Entrepreneurs of small startups are forced to juggle multiple responsibilities, and switch roles throughout the day. One moment, they might wear an HR hat, hiring a new staff member or addressing an attendance issue. Another, they might close a sale with a new client. Later in the day, they might need to analyze their cash flow like an accountant, and the next day, they might get involved in operations to ensure they meet an important deadline.
Even so, there’s one role that takes precedence over all the others in terms of importance: the role of project manager.
Why Project Management Is So Important
At first glance, project management may not seem like the most important set of skills for an entrepreneur to develop. However, it’s especially impactful for the following reasons:
Project management forces you to choose priorities—even when the number of potential options is overwhelming. This is a vital skill for entrepreneurs since startups usually demand many things to happen simultaneously. For example, should your team be spending its time refining your core product, or making new sales? Should you have everyone focus on a client project so you can meet that important deadline, or take the hit and focus on something else?
Knowing how to prioritize effectively will allow you to make faster, more confident decisions—and end up using your time more wisely.
A good project manager also knows how to organize. As an entrepreneur of a young business, you’ll be dealing with an onslaught of new information on a near-constant basis. You’ll be stuck trying to make sense of data from multiple sources, and you won’t have the internal team or defined processes necessary to keep things in order.
Project management will teach you how to keep all your information organized in a proper hierarchy, and give you the standard protocols you need to stay on top of things.
3. Timelines and goals
Projects need goals, and as an entrepreneur, you’ll be setting a lot of them, including goals for revenue, launch dates, sales, and hiring.
When employing your project management skills, you’ll be able to set realistic—yet challenging—timelines for all your goals, and define your goals in a way that makes them more reasonable. This applies on both a large scale (with goals related to long-term revenue growth) and a smaller one (with goals related to daily activities).
4. Team coordination and delegation
Project managers also specialize in coordinating team members, including delegating tasks to more appropriate team members.
If you find there’s a task that takes you far longer than it should, but you know an employee or contractor could do it more efficiently, it makes sense to delegate that task. If your team needs to work together to meet a deadline or accomplish something important, the project manager in you can motivate them to collaborate, or make the changes necessary for them to work efficiently.
5. Maximizing minimal resources
Finally, project management requires you to make the most of whatever resources you have available to you, even if those resources are scarce. You might be dealing with a fixed budget, a tight turnaround time, or a limited number of available staff members.
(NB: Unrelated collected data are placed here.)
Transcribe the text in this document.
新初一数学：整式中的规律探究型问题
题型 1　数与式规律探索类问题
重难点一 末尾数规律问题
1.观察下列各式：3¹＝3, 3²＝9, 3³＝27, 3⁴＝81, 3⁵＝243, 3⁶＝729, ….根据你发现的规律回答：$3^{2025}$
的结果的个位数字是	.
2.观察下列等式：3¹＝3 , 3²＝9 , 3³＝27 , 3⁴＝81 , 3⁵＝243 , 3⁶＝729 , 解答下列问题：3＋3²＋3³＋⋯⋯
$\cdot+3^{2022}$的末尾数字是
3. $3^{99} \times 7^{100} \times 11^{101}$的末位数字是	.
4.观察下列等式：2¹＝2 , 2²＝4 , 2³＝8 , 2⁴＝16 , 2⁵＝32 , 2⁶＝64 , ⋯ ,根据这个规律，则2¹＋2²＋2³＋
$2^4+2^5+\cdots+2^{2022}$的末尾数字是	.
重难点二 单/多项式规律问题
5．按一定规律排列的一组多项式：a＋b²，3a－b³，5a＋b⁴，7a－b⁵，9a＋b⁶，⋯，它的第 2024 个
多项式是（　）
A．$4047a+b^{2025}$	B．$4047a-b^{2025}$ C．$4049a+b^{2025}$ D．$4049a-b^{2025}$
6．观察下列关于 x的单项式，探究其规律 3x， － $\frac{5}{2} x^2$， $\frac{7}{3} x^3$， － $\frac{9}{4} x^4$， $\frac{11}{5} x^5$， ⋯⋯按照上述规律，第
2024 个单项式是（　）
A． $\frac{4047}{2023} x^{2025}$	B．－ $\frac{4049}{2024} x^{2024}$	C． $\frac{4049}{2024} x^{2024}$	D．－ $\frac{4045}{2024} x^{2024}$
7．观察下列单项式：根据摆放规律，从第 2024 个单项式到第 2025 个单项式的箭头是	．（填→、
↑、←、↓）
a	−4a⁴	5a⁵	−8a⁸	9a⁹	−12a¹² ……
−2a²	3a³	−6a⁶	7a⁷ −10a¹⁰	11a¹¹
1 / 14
As an entrepreneur of an emerging business, your resources will likely be minimal, which means you’ll need to plan carefully to extract as much value from them as possible. This is a good skill to have even if your resources are plentiful.
Learning Project Management
The best path to becoming a better project manager is through experience. As long as you learn from your mistakes and commit to finding new ways to improve, you can easily refine your skills as a project manager.
If you’re new to project management, you should consider getting project management professional (PMP) certified. Through a series of courses and testing criteria, you can learn the right skills and processes to become an effective project manager—even if you haven’t had such experience in the past.
Applying Project Management to Other Departments
Project management principles don’t need to be applied exclusively to client-facing projects. These fundamentals should be considered in almost every area of your business, from developing your core product to landing more sales and marketing and advertising your brand.
With better project management, you’ll be able to use your time more efficiently, set and achieve better goals, and ultimately put your business on a better track.